METHODS: Pre-operative CT’s, standing radiographs and functional radiographs assessing coronal laxity at 20° flexion were collected for 54 patients. Varus/valgus laxity was assessed using the TELOS stress device. The varus/valgus load was incrementally increased to either a maximum load of 150N or until the patient could not tolerate the discomfort. Radiographs were taken whilst the knee was held in the stressed position. CT scans were segmented and bony anatomical points landmarked with 2D-3D pose estimations being performed.

RESULTS SECTION: The mean coronal alignment in CT and standing radiographs was 3.1° varus (SD, 5.5°) and 3.7° varus (SD, 6.3°) respectively. Of this 54 patients, 41 knees were varus aligned and 13 valgus aligned in weight bearing and CT positions. The varus group had means of 5.5° (SD, 3.2°) varus in CT and 6.6° (SD, 4.0°) varus in standing, while the valgus group had means of 4.5° (SD, 2.6°) valgus in CT and 5.2° (SD, 2.9°) valgus in standing. The mean alignment change from CT to standing was 1.6° (SD, 1.4°) in varus group and 1.4° (SD, 1.2°) in valgus group. This suggests the degree of deformity increases under weightbearing.

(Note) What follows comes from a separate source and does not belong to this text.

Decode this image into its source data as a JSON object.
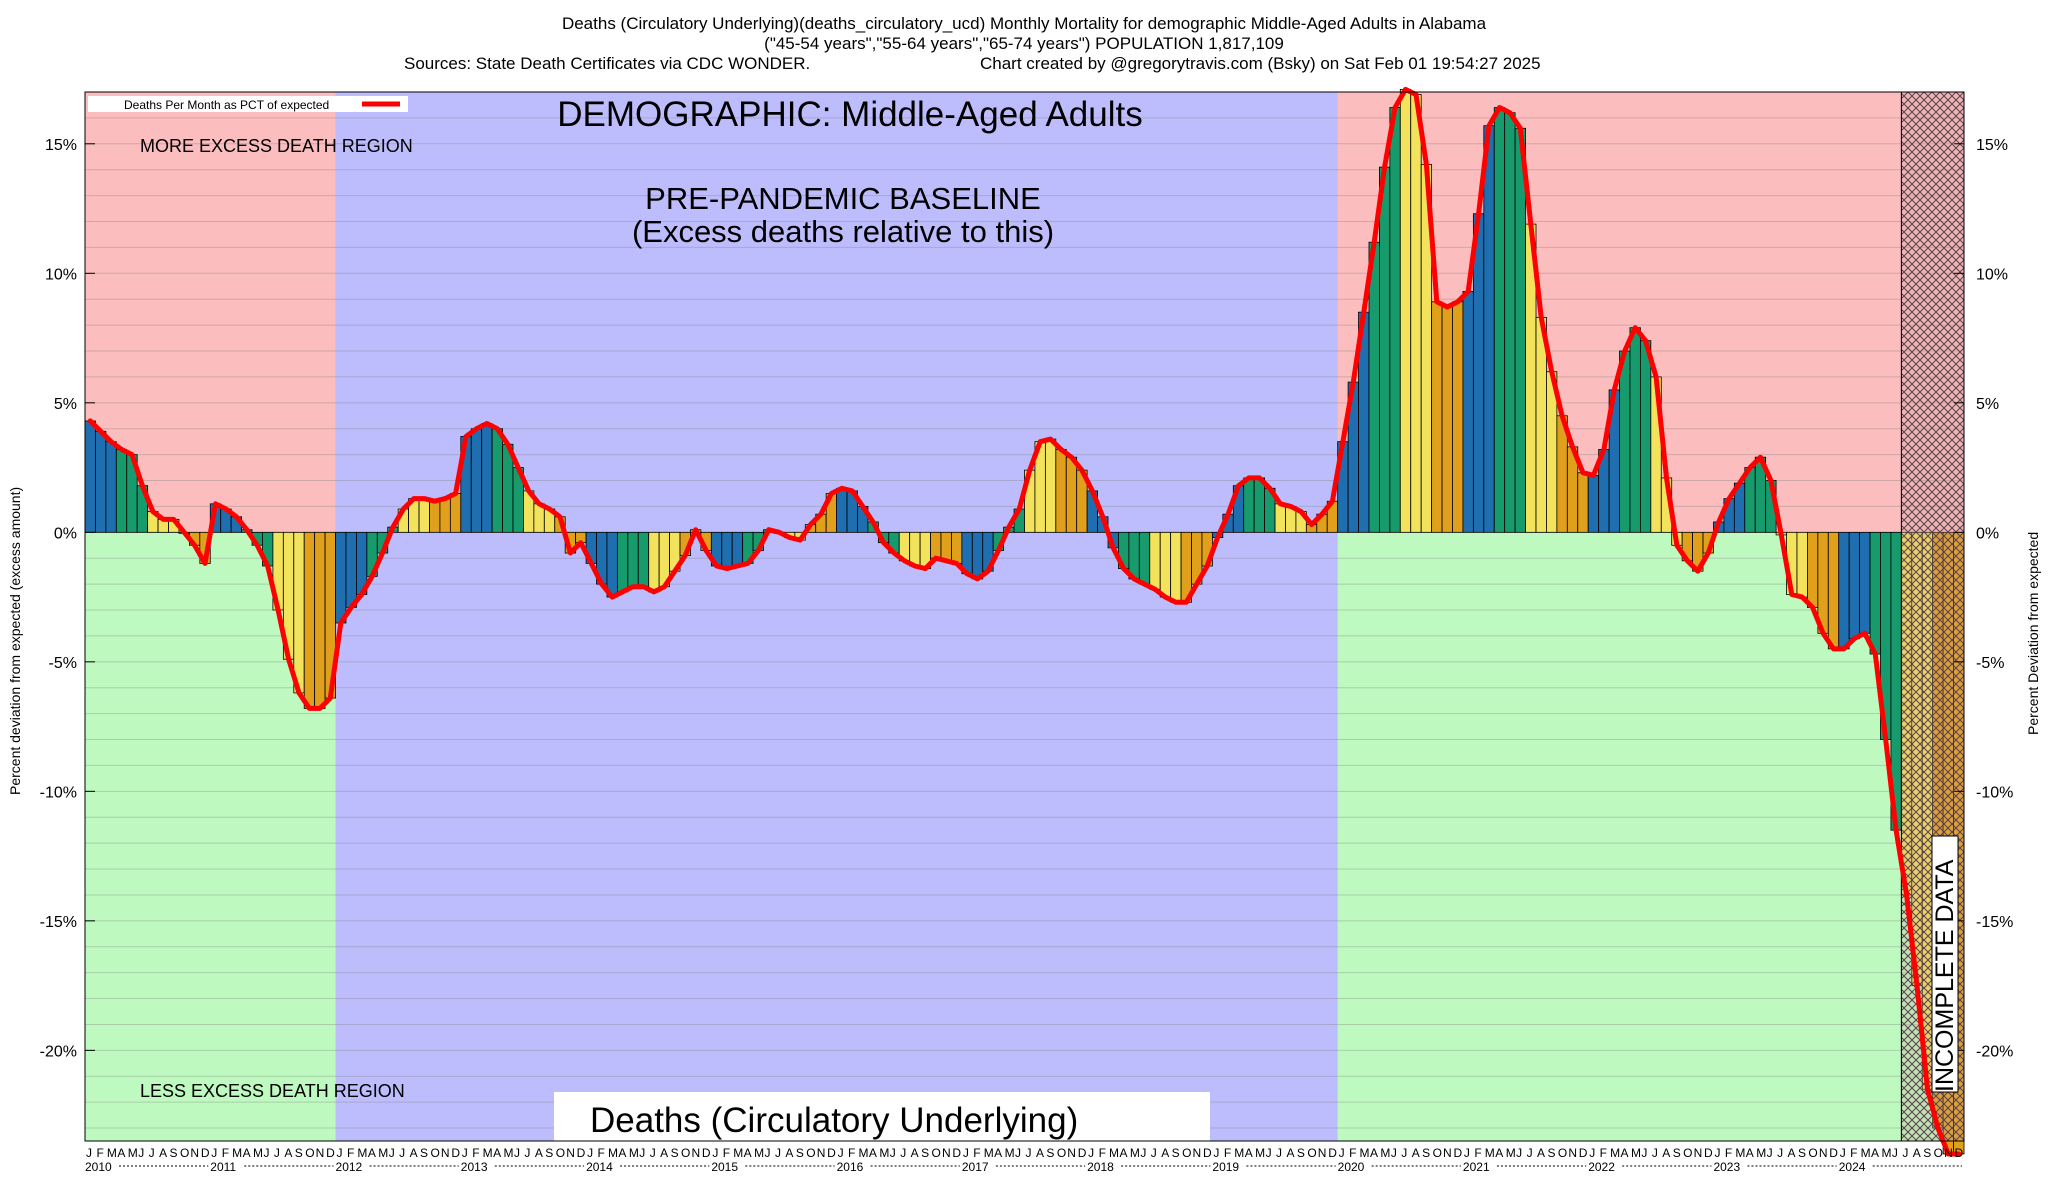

Varus and valgus limits for each knee were determined using stressed radiographs at 20° flexion to define the laxity envelope. The envelope for varus knees ranged from 7o valgus to 17o varus, with a mean of 4.1o (SD, 2.5o) while the envelope for valgus knees ranged from 13.3o valgus to 2.0o varus, with a mean of 5.5o (SD, 2.2o). There were 31 out of the 54 patients had a varus/valgus laxity envelope that passed through neutral mechanical alignment ±3°. Using ±3° varus valgus alignment as an indicator of correctable deformity, 43% of the patients were not considered to have a correctable deformity.

As determined by laxity limits, the CT and standing alignments were not well centered within their functional radiology groups. In varus group, 19 (46.4%) had the standing alignment near the varus limit and 4 (9.8%) near the valgus limit, while in valgus group, 1 (7.7%) had the standing alignment near the varus limit and 6 (46.2%) near the valgus limit. In total, 56% of the knees did not have their standing alignment well centered on their functional laxity limits.

DISCUSSION: Varus valgus laxity in TKA appears to be subject specific and separate from static radiological parameters. Surgical planning without reproducible clinical assessments of coronal laxity may not be sufficient to obtain a balanced TKA while avoiding ligament releases.

CONCLUSION: Functional radiographs may be a viable method to individualise and refine the surgical plan in TKA on a per patient basis, incorporating objective information normally only available during the surgery itself.